Conference committee
A temporary committee of House and Senate members formed to reconcile differences when the two chambers pass different versions of the same bill.
Omnibus bill
A single bill that packages together many different measures, often across multiple policy areas. Omnibus spending bills are the most common example. They are controversial because legislators must vote yes or no on the whole package.

People and Roles

Bioguide ID
A unique ID assigned to every member of Congress. You might see it in URLs or data exports. We use it behind the scenes to make sure voting records, finance data, and committee assignments all point to the right person.
At-large representative
A House member who represents an entire state rather than a specific district. States with only one House seat (Alaska, Wyoming, Vermont, etc.) have at-large representatives.
Whip
A party leader in each chamber responsible for counting votes and persuading members to vote with the party.
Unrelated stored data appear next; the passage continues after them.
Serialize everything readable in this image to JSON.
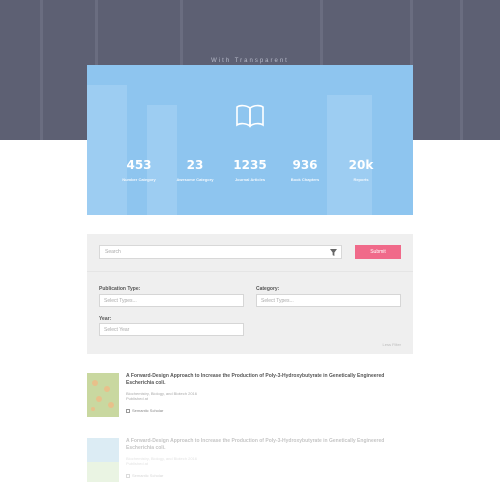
{
  "hero": {
    "caption": "With Transparent"
  },
  "stats": [
    {
      "value": "453",
      "label": "Number Category"
    },
    {
      "value": "23",
      "label": "Awesome Category"
    },
    {
      "value": "1235",
      "label": "Journal Articles"
    },
    {
      "value": "936",
      "label": "Book Chapters"
    },
    {
      "value": "20k",
      "label": "Reports"
    }
  ],
  "search": {
    "placeholder": "Search",
    "submit_label": "Submit"
  },
  "filters": {
    "publication_type": {
      "label": "Publication Type:",
      "placeholder": "Select Types..."
    },
    "category": {
      "label": "Category:",
      "placeholder": "Select Types..."
    },
    "year": {
      "label": "Year:",
      "placeholder": "Select Year"
    },
    "advanced_link": "Less Filter"
  },
  "results": [
    {
      "title": "A Forward-Design Approach to Increase the Production of Poly-3-Hydroxybutyrate in Genetically Engineered Escherichia coli.",
      "meta1": "Biochemistry, Biology, and Biotech 2016",
      "meta2": "Published at",
      "link": "Semantic Scholar"
    },
    {
      "title": "A Forward-Design Approach to Increase the Production of Poly-3-Hydroxybutyrate in Genetically Engineered Escherichia coli.",
      "meta1": "Biochemistry, Biology, and Biotech 2016",
      "meta2": "Published at",
      "link": "Semantic Scholar"
    }
  ],
  "colors": {
    "hero_bg": "#5d6073",
    "stats_bg": "#8ec5ef",
    "accent": "#f06a8a",
    "panel_bg": "#efefef"
  }
}
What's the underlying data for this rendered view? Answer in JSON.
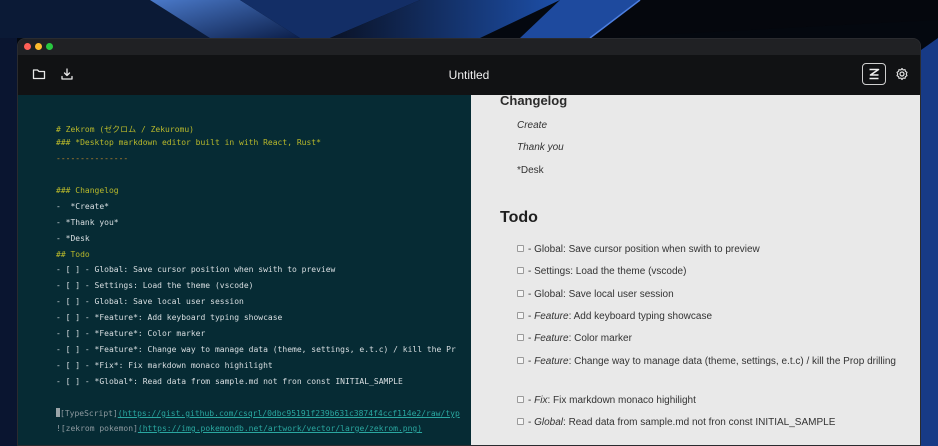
{
  "window": {
    "title": "Untitled"
  },
  "toolbar": {
    "open_icon": "folder-icon",
    "export_icon": "download-icon",
    "mode_icon": "zekrom-logo-icon",
    "settings_icon": "gear-icon"
  },
  "editor": {
    "lines": [
      "# Zekrom (ゼクロム / Zekuromu)",
      "### *Desktop markdown editor built in with React, Rust*",
      "---------------",
      "### Changelog",
      "-  *Create*",
      "- *Thank you*",
      "- *Desk",
      "## Todo",
      "- [ ] - Global: Save cursor position when swith to preview",
      "- [ ] - Settings: Load the theme (vscode)",
      "- [ ] - Global: Save local user session",
      "- [ ] - *Feature*: Add keyboard typing showcase",
      "- [ ] - *Feature*: Color marker",
      "- [ ] - *Feature*: Change way to manage data (theme, settings, e.t.c) / kill the Pr",
      "- [ ] - *Fix*: Fix markdown monaco highilight",
      "- [ ] - *Global*: Read data from sample.md not fron const INITIAL_SAMPLE"
    ],
    "link1_text": "[TypeScript]",
    "link1_url": "(https://gist.github.com/csqrl/0dbc95191f239b631c3874f4ccf114e2/raw/typ",
    "link2_text": "![zekrom pokemon]",
    "link2_url": "(https://img.pokemondb.net/artwork/vector/large/zekrom.png)"
  },
  "preview": {
    "changelog_heading": "Changelog",
    "changelog_items": [
      "Create",
      "Thank you",
      "*Desk"
    ],
    "todo_heading": "Todo",
    "todos": [
      {
        "prefix": "- Global: Save cursor position when swith to preview",
        "em": "",
        "rest": ""
      },
      {
        "prefix": "- Settings: Load the theme (vscode)",
        "em": "",
        "rest": ""
      },
      {
        "prefix": "- Global: Save local user session",
        "em": "",
        "rest": ""
      },
      {
        "prefix": "- ",
        "em": "Feature",
        "rest": ": Add keyboard typing showcase"
      },
      {
        "prefix": "- ",
        "em": "Feature",
        "rest": ": Color marker"
      },
      {
        "prefix": "- ",
        "em": "Feature",
        "rest": ": Change way to manage data (theme, settings, e.t.c) / kill the Prop drilling"
      },
      {
        "prefix": "- ",
        "em": "Fix",
        "rest": ": Fix markdown monaco highilight"
      },
      {
        "prefix": "- ",
        "em": "Global",
        "rest": ": Read data from sample.md not fron const INITIAL_SAMPLE"
      }
    ]
  },
  "colors": {
    "editor_bg": "#062b34",
    "preview_bg": "#e9e9e9",
    "heading_yellow": "#b8b82b",
    "link_cyan": "#2aa7a0"
  }
}
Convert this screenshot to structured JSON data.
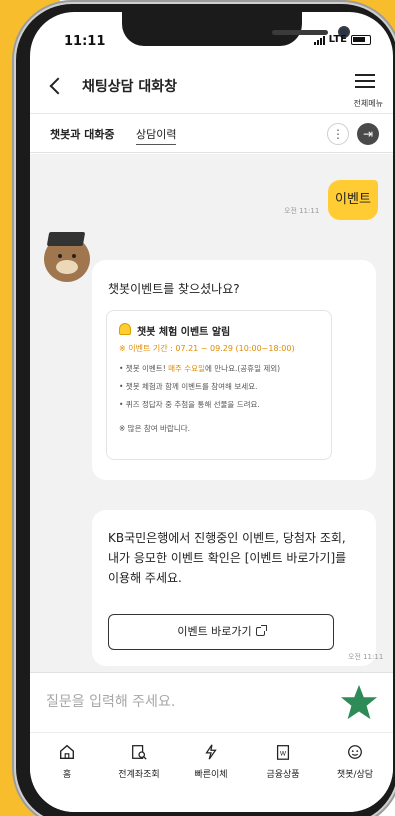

The term comes from fox hunting, where a "whipper-in" keeps the hounds in line.

Our Metrics

Cross-party rate
The percentage of votes where a legislator voted differently from most of their own party. A higher number means they break from the party more often. We only count votes where they actually voted yea or nay, not absences.
Advancement probability
Our rough estimate of whether a bill will move forward. We look at how often bills at each stage have historically advanced, how long it has been sitting, and whether it has support from both parties. This is an informed guess, not a guarantee.